Results from the highly-anticipated Alabama special election have been formally certified on Thursday.

State officials in Montgomery, Alabama certified Democrat Doug Jones as the winner of the narrow race against embattled Republican Judge Roy Moore. 

Moore, who over the course of the campaign had been accused by numerous women of sexual misconduct, refused to concede to Jones immediately following the stunning upset.

Jones defeated Moore by over 20,000 votes.

The Senator-elect released a statement shortly after the certification saying he was “looking forward to going to work for the people of Alabama in the new year.”

Jones added, “As I said on election night, our victory marks a new chapter for our state and the nation. I will be an independent voice and work to find common ground with my colleagues on both sides of the aisle to get Washington back on track and fight to make our country a better place for all.”  

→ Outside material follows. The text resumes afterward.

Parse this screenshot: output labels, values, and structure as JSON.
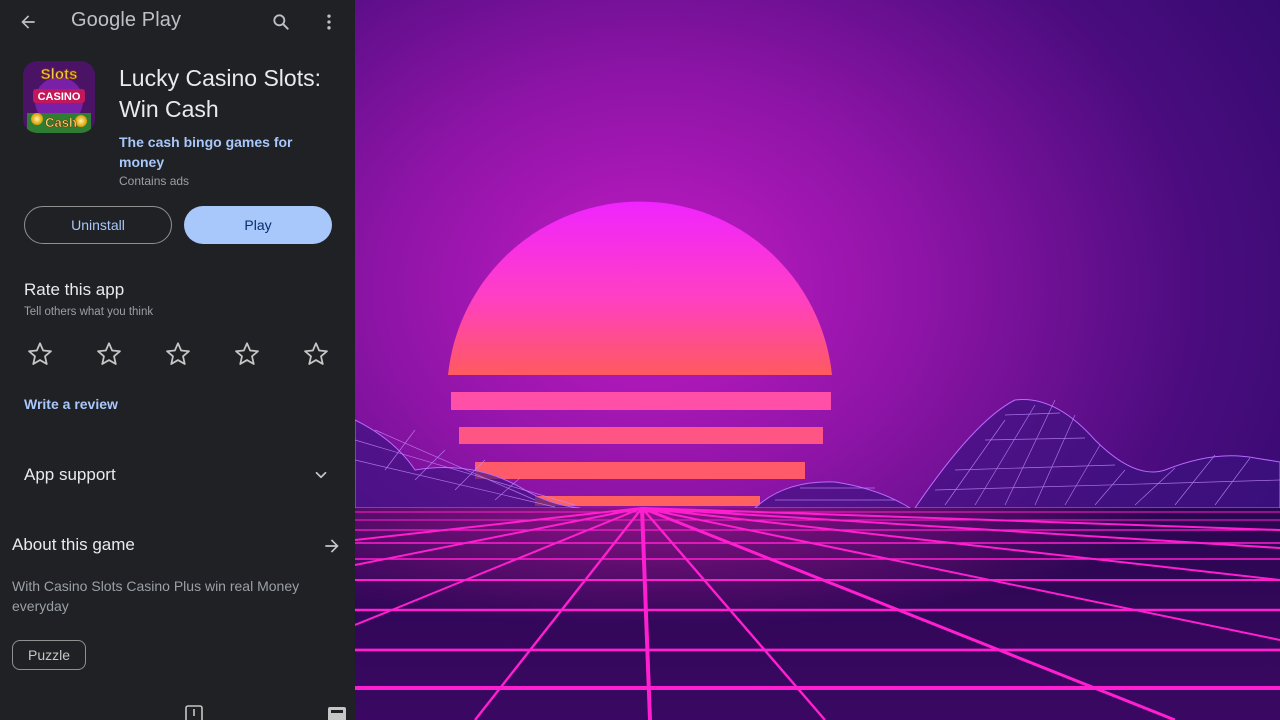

The certification comes just one day after an election complaint was filed on behalf of Moore and his campaign. According to a release from the Moore campaign, “The purpose of the complaint is to preserve evidence of potential election fraud and to postpone the certification of Alabama’s Special Election by Secretary of State John Merrill until a thorough investigation of potential election fraud, that improperly altered the outcome of this election, is conducted.” 

The complaint also included an affidavit from Judge Roy Moore stating that he successfully completed a polygraph test confirming the representations of misconduct made against him during the campaign are completely false.

But just hours before the certification, an Alabama judge rejected Moore’s attempt to stop the state from making his defeat official. 

Montgomery Circuit Judge Johnny Hardwick on Thursday denied Moore’s attempt to delay the certification of votes while Moore’s claims of voting irregularities were investigated.

Jones will now become the first Democrat elected to the Senate in a quarter century in Alabama and will be officially sworn in by Vice President Mike Pence after lawmakers return from their holiday break on January 3rd.